Julieann Toloa has just been released from hospital knowing that for the next two decades, she will have to have injections to protect her heart.
The 10-year-old is one of 15 family members living in a four-bedroom, one bathroom home in South Auckland.
She was diagnosed with rheumatic fever just over a fortnight ago.
Describing it as a "disease in my heart", she'll be unable to attend school for the next five weeks and needs to be on bed rest until she has a heart scan.
Her case is one of a number of recent ones which are alarming medical authorities.
Since 2019 cases have been decreasing – from 173 in 2019 to just 80 last year – with Covid-19 lockdowns believed to be a factor.
But in a worrying trend, there’s been 31 cases in the first three months of this year.
Infection rates dropped during the Covid-19 pandemic but there are signs they are heading back up. (Source: 1News)

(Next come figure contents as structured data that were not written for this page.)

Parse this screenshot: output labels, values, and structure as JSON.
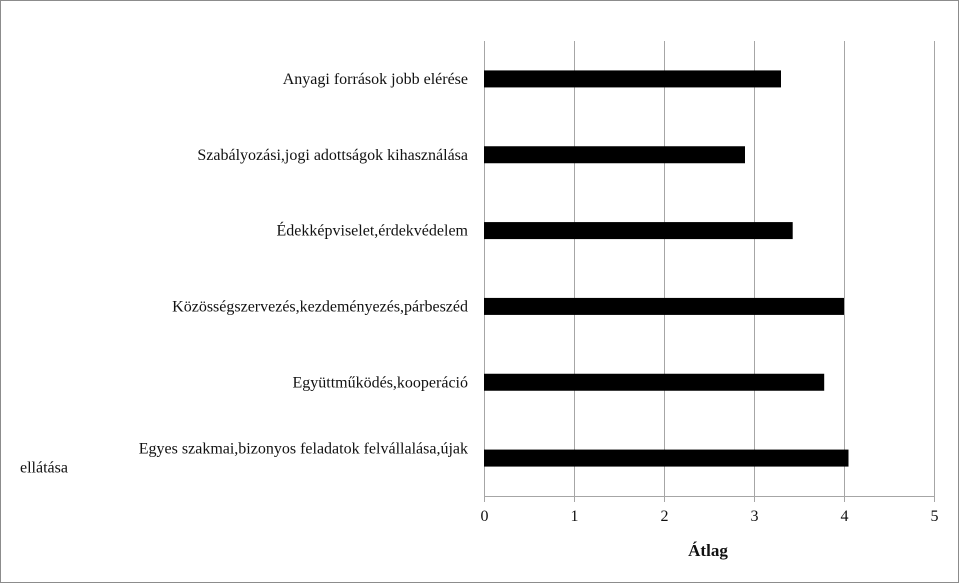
{
  "chart_data": {
    "type": "bar",
    "orientation": "horizontal",
    "categories": [
      [
        "Anyagi források jobb elérése"
      ],
      [
        "Szabályozási,jogi adottságok kihasználása"
      ],
      [
        "Édekképviselet,érdekvédelem"
      ],
      [
        "Közösségszervezés,kezdeményezés,párbeszéd"
      ],
      [
        "Együttműködés,kooperáció"
      ],
      [
        "Egyes szakmai,bizonyos feladatok felvállalása,újak",
        "ellátása"
      ]
    ],
    "values": [
      3.3,
      2.9,
      3.43,
      4.0,
      3.78,
      4.05
    ],
    "xlabel": "Átlag",
    "xlim": [
      0,
      5
    ],
    "xticks": [
      0,
      1,
      2,
      3,
      4,
      5
    ],
    "grid": "vertical",
    "bar_color": "#000000",
    "grid_color": "#a6a6a6"
  }
}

Infectious disease physician Dr Rachel Webb says there’s been a "growing number" of young people coming through Kidzs First children's hospital in Manukau, which is quite a change to the lockdown years.
"Clinicians and public health colleagues are monitoring the situation very carefully," she said.
Those most at risk are Māori and Pasifika children who live in overcrowded conditions like the Toloas, who have taken in extended family members who couldn’t afford to live anywhere else.
While three of the adults work, just having enough money to feed 10 children and five adults is tough.
Julieann's father Tauvela Toloa says the family were told by doctors at the hospital that his daughter was at high risk of getting rheumatic fever because there are so many people living in the one house.
He’s now worried that the other children will contract the illness, and keeping Julieann in a quiet room on bed rest when there are 14 other people in the home is challenging.
He said he hopes the other children in his home will not become another statistic.